Farmers in Manchester and St. Elizabeth are being advised by the Ministry of Industry, Commerce, Agriculture and Fisheries to take precaution against the beet armyworm, following a rise in the pest population.
Speaking at a Jamaica Information Service (JIS) Think Tank on Friday (Nov. 23), Deputy Director of the Crop & Plant Protection Unit, Michelle Sherwood, said that since the start of October, the unit has detected a surge in the pest in the seven areas of the two parishes, which are usually affected.
These include Cross Keys in Manchester and Comma Pen and Bull Savannah in St. Elizabeth.
“In our last evaluation, which was done on November 8, we found that the population has gone above what we call an action threshold. In all seven areas, we saw that the numbers are of concern because it is increasing and it is now at a point where farmers are being called on to manage their areas properly,” she said.
The beet armyworm is a destructive pest that affects the production of onion and scallion. Farmers are being encouraged by the Ministry to adhere to the warning and to implement pest control measures in order to prevent any potential damage to their fields.
“In the past, the value of the outbreaks has reached as much as $140 million. If we act now we can avoid a repeat of previous outbreaks. We are asking farmers to work with us by taking the necessary actions that have been shared with them through our Rural Agricultural Development Authority (RADA) extension officers,” Ms. Sherwood advised.
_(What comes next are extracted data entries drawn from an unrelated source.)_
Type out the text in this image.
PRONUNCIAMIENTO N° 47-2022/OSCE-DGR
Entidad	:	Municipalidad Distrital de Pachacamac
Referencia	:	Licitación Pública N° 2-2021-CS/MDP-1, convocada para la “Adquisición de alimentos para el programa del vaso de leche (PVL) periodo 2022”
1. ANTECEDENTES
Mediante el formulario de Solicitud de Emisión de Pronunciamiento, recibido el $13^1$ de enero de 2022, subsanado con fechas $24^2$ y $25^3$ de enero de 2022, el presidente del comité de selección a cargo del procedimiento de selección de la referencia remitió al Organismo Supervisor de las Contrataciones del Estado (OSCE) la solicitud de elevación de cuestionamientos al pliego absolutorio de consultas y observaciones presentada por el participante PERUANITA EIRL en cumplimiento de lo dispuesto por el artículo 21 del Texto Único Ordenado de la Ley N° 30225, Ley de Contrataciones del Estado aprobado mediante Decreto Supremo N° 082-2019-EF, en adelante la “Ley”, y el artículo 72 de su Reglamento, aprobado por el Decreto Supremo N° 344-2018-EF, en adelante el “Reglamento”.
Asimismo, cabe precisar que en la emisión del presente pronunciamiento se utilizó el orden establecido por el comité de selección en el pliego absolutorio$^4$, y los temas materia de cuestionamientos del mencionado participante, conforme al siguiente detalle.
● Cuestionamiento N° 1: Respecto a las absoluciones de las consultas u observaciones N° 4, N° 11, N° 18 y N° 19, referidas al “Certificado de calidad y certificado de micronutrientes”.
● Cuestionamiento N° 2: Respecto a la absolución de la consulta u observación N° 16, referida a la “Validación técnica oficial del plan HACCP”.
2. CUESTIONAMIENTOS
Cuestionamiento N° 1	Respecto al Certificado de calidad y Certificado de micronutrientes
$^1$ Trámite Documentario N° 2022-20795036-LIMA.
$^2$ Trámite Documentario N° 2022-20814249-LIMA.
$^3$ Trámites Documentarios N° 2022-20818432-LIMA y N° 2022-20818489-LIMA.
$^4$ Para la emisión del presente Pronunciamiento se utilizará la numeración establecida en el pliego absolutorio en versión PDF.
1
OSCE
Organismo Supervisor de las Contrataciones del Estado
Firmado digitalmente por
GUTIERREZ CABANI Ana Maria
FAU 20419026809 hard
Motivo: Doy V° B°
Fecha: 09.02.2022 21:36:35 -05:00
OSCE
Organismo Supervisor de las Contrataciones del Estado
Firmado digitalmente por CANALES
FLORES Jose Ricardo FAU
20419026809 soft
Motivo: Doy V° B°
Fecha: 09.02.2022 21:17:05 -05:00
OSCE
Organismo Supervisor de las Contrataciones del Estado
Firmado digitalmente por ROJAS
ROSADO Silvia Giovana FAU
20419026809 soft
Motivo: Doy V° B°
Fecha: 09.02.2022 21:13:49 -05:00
She is appealing to farmers in the affected areas to reach out to the relevant authorities if they need additional information about the management and monitoring of their fields.
“It is very important to check your fields and if you are not sure about the measures, contact your RADA officer or call us at 876-745-2960 and we will be able to assist you,” she urged.
As part of the pest management measures, the Ministry and RADA have been working closely with the Meteorological Service of Jamaica (Met Service) to forecast conditions that are favourable to the breeding of the beet armyworm.
“The main effort we have designed, together, is early detection so now we are able to intervene in the problem before it gets out of hand, which has happened in the past. With this new approach, we have been able to attack the problem before farmers even begin to realise that the damage has gone into a level of outbreak,” said Ms. Sherwood.
Head of the Met Service’s Climate Branch, Jacqueline Spence, told JIS News that the forecast for the next few months is for conditions that are favourable to the breeding of the pest.
“The current forecast from my office, starting in December going through to about March, is for above normal rainfall, which would mean more food for the beet armyworm pest,” she noted.